We don't necessarily know everything that's wrong with your system, but we do know one thing that's wrong:
sudo: must be setuid root
sudo
is the primary mechanism used to perform administrative tasks in an Ubuntu system. Its ownership and/or permissions are broken, so it cannot work.
Fortunately, on a desktop Ubuntu system, there is another mechanism used to perform administrative tasks: PolicyKit. So you can usually fix a broken sudo
using the pkexec
command-line frontend to PolicyKit, without even having to boot into recovery mode or from a live CD/DVD/USB. sudo
having the wrong ownership/permissions is not the most common breakage scenario, but it's fixed just as easily. Just open a Terminal window (Ctrl+Alt+T) and run these commands:
pkexec chown root:root /usr/bin/sudo
pkexec chmod 4755 /usr/bin/sudo
Running those commands should fix the permissions on sudo
.
That might or might not fix the basic problem. You can see if sudo
works now by running a harmless command like sudo ls
. You should update your question and/or comment here to provide information about what errors you see next, if any.
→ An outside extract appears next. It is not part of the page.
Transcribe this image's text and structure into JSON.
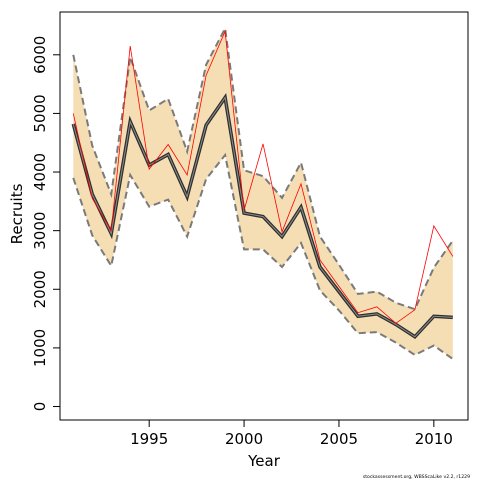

Once you regain full access to your system you should do one of two things:
Look at your .bash_history
to figure out what commands you ran, then update your question so that we can tell you how to undo any other damage that was done. Your system may still be in an insecure or unstable state, even if things seem to be working all right.
Or, do a fresh reinstallation of Ubuntu, if you're not able to do that.
Finally, please note:
In a situation where you are actually not an administrator on your own computer, that can be fixed quite easily. Fixing it does not involve changing the permissions on any files. Changing the permissions on files does not fix this.
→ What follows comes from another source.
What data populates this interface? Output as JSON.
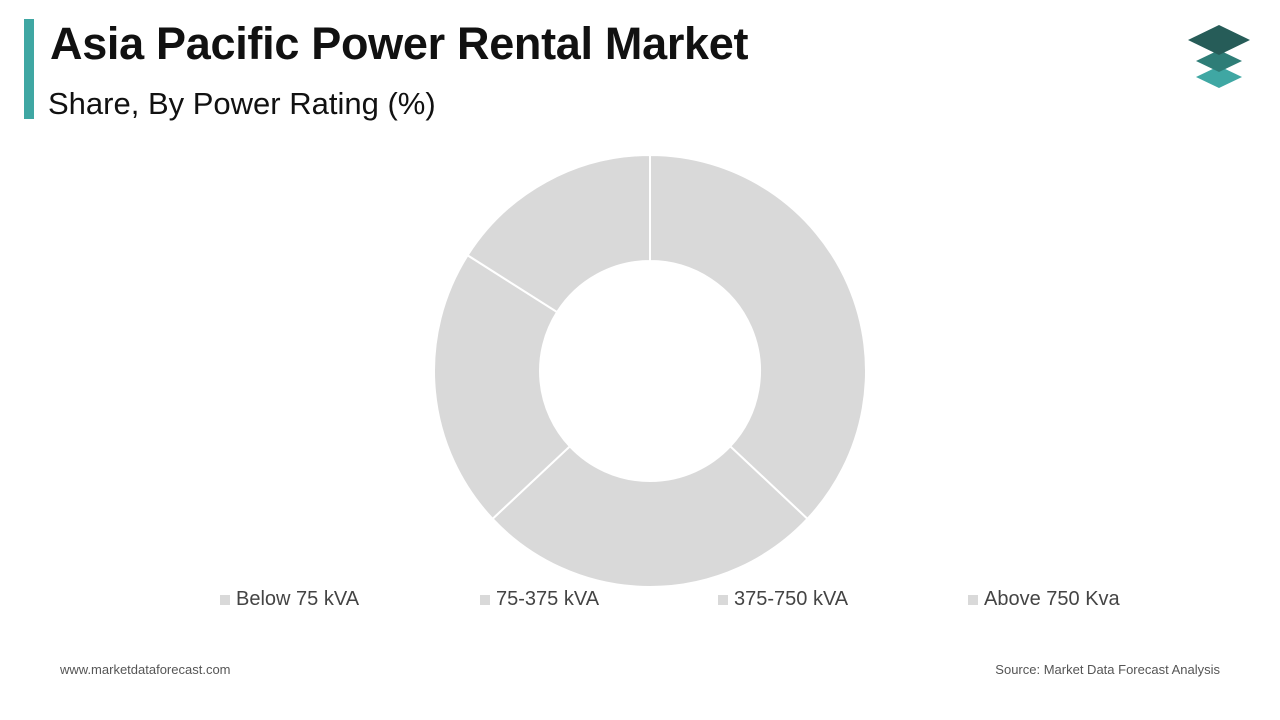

If you an break your system the way it seems you have--that is, if you can change the ownership or permissions of /usr/bin/sudo
--then you were definitely already an administrator on your system (unless you booted to recovery mode or from a live CD/DVD/USB to do it). Non-administrators cannot make such changes to an Ubuntu system.
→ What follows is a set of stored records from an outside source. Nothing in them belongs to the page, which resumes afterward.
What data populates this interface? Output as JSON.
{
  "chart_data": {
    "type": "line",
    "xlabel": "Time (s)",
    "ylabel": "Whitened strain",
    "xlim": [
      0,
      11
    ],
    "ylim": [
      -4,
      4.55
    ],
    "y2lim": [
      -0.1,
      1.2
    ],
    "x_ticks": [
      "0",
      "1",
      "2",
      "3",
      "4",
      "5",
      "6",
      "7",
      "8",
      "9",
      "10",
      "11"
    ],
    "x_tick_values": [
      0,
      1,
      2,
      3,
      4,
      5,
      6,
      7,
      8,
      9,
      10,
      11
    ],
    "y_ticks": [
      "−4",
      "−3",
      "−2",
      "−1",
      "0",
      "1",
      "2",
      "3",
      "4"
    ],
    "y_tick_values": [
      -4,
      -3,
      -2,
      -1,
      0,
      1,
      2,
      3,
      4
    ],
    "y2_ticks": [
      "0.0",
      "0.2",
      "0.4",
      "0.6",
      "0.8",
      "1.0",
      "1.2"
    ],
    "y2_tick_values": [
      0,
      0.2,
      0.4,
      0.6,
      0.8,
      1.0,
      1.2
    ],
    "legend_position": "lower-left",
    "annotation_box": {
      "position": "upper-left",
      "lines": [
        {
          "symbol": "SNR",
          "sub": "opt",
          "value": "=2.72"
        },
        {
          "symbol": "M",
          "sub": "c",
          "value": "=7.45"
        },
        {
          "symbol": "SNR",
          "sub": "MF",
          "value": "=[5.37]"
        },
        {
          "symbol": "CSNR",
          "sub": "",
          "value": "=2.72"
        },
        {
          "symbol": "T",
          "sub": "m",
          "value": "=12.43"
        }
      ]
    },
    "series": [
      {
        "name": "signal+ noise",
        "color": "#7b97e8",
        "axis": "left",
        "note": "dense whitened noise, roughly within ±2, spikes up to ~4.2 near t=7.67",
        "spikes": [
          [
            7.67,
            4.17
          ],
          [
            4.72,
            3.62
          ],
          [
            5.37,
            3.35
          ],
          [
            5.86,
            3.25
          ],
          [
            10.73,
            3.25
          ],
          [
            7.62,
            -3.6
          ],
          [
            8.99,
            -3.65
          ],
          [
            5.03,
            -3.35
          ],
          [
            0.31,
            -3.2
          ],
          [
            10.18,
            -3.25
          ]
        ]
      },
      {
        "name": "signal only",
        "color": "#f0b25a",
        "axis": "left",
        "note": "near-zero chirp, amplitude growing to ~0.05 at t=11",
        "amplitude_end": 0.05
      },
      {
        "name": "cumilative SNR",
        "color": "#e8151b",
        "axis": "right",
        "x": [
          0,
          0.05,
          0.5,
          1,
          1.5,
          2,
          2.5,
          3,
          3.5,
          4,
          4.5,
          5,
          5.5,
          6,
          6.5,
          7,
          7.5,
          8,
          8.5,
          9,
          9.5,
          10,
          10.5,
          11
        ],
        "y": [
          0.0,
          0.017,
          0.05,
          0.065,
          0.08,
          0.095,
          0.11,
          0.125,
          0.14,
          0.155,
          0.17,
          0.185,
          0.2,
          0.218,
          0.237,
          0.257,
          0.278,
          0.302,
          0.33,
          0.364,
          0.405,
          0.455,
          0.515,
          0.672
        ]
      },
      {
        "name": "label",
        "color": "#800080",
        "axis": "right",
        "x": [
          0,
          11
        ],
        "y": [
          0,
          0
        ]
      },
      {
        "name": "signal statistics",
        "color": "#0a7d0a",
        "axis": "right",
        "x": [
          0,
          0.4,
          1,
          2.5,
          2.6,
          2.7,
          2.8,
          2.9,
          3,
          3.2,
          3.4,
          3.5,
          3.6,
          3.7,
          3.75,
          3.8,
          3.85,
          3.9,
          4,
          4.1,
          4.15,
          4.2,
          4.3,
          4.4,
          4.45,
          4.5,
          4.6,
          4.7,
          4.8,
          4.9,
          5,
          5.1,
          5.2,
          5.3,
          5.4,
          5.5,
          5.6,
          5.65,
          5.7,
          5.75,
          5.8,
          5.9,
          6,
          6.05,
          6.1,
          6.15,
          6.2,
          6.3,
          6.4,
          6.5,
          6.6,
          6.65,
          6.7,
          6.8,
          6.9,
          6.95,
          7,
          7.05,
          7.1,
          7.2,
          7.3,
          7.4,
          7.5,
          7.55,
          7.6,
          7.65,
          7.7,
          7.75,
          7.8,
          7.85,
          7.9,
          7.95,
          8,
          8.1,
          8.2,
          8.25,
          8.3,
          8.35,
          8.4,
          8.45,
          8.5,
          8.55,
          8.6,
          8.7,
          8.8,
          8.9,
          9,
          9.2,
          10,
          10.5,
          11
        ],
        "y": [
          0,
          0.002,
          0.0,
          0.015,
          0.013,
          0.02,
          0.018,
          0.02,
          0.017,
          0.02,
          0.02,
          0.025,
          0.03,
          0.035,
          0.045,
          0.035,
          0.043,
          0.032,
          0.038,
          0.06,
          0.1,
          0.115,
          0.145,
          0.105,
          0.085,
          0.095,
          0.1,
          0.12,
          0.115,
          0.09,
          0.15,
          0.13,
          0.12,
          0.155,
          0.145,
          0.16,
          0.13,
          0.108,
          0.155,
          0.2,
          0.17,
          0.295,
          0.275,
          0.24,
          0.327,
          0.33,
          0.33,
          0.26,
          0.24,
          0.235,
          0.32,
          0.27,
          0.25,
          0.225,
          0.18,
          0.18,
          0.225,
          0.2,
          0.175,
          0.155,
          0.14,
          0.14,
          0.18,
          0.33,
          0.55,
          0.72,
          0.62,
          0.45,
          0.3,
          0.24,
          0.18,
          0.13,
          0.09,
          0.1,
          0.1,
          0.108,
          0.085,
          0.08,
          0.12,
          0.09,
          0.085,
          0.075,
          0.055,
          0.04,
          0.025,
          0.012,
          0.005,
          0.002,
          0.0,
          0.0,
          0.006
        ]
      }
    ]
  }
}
Even when you are an administrator on your system, you may see "access denied" and similar messages when attempting to perform some tasks. This does not generally mean that you are unable to perform them, but rather that you are not using the right technique to perform them. In particular, administrator accounts are still limited--you must use something like sudo
to perform most administrative actions.